Apple’s entry into the mobile payments market has signalled the “death knell” for operator offerings, new research has claimed.
A report from Juniper Research found the global value of mobile and wearable contactless payments is expected to reach $95 billion annually by 2018, up from less than $35 billion last year.
Researchers said payments would be dominated by smartphones, pointing how while almost nine million Apple Watches had been shipped by the end of 2015, this paled in comparison to NFC-ready iPhones.
Researchers reiterated suggestions that manufacturers embedding the secure element into the device, like Apple has done with its iPhones, is cutting operators out of the payments market.

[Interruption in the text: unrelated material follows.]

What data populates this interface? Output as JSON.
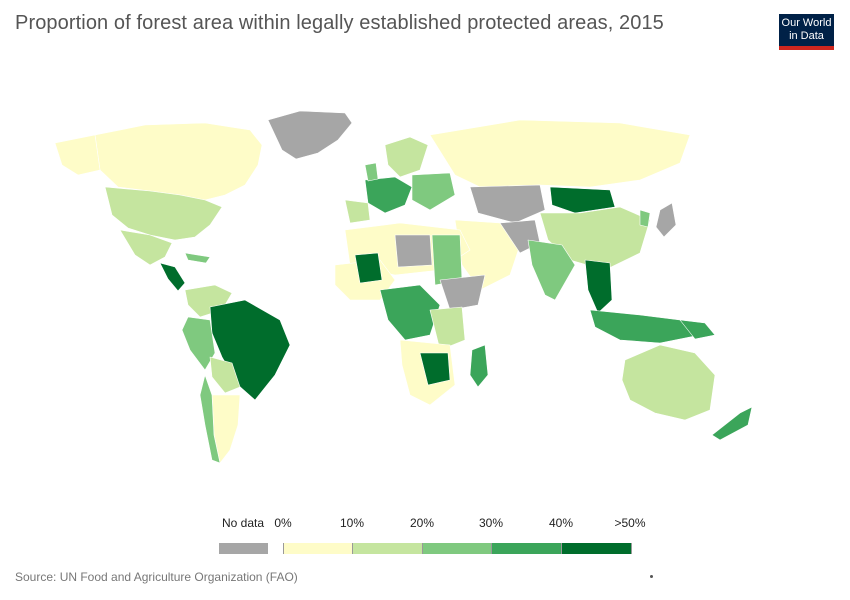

It cited Samsung as the other manufacturer to have done so, although noted how Chinese manufacturer Xiaomi has filed patents for a similar service and ZTE and Lenovo have their own embedded secure elements on handsets.
[Read more – Operators sterlised mobile payments market for five years, claims UK transport exec]

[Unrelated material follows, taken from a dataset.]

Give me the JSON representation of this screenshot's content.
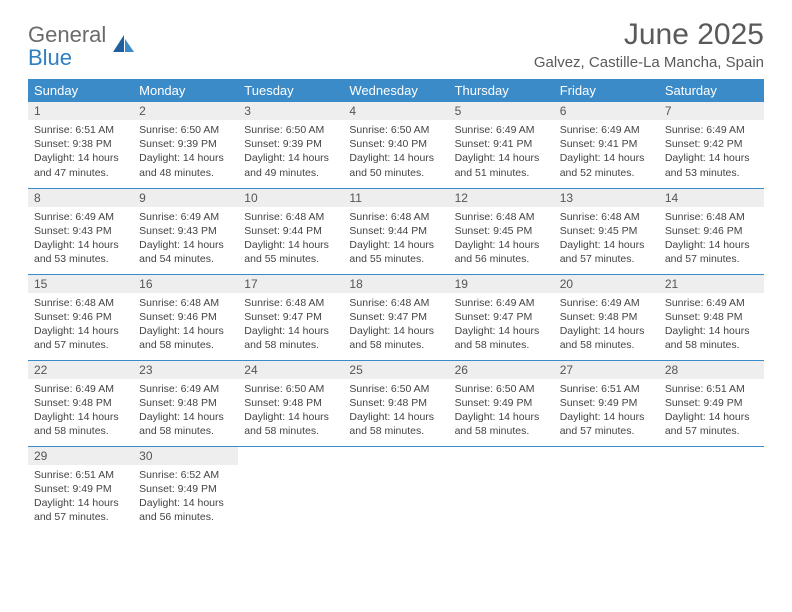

Report co-author Nitin Bhas said: “Most operator-led pilots and commercial ventures have now closed down. Apple’s entry into NFC gave the industry a much needed boost, and could well be seen as the tipping point for the technology, but at the same time it sounded the death knell for the mobile operator projects.”
The report was downbeat on the future of wearables, which it predicted would only account for two percent of non-card contactless payments by 2018.
Researchers said how wearables preloaded with credit are a greater security risk than smartphones, which link payment to a secure element.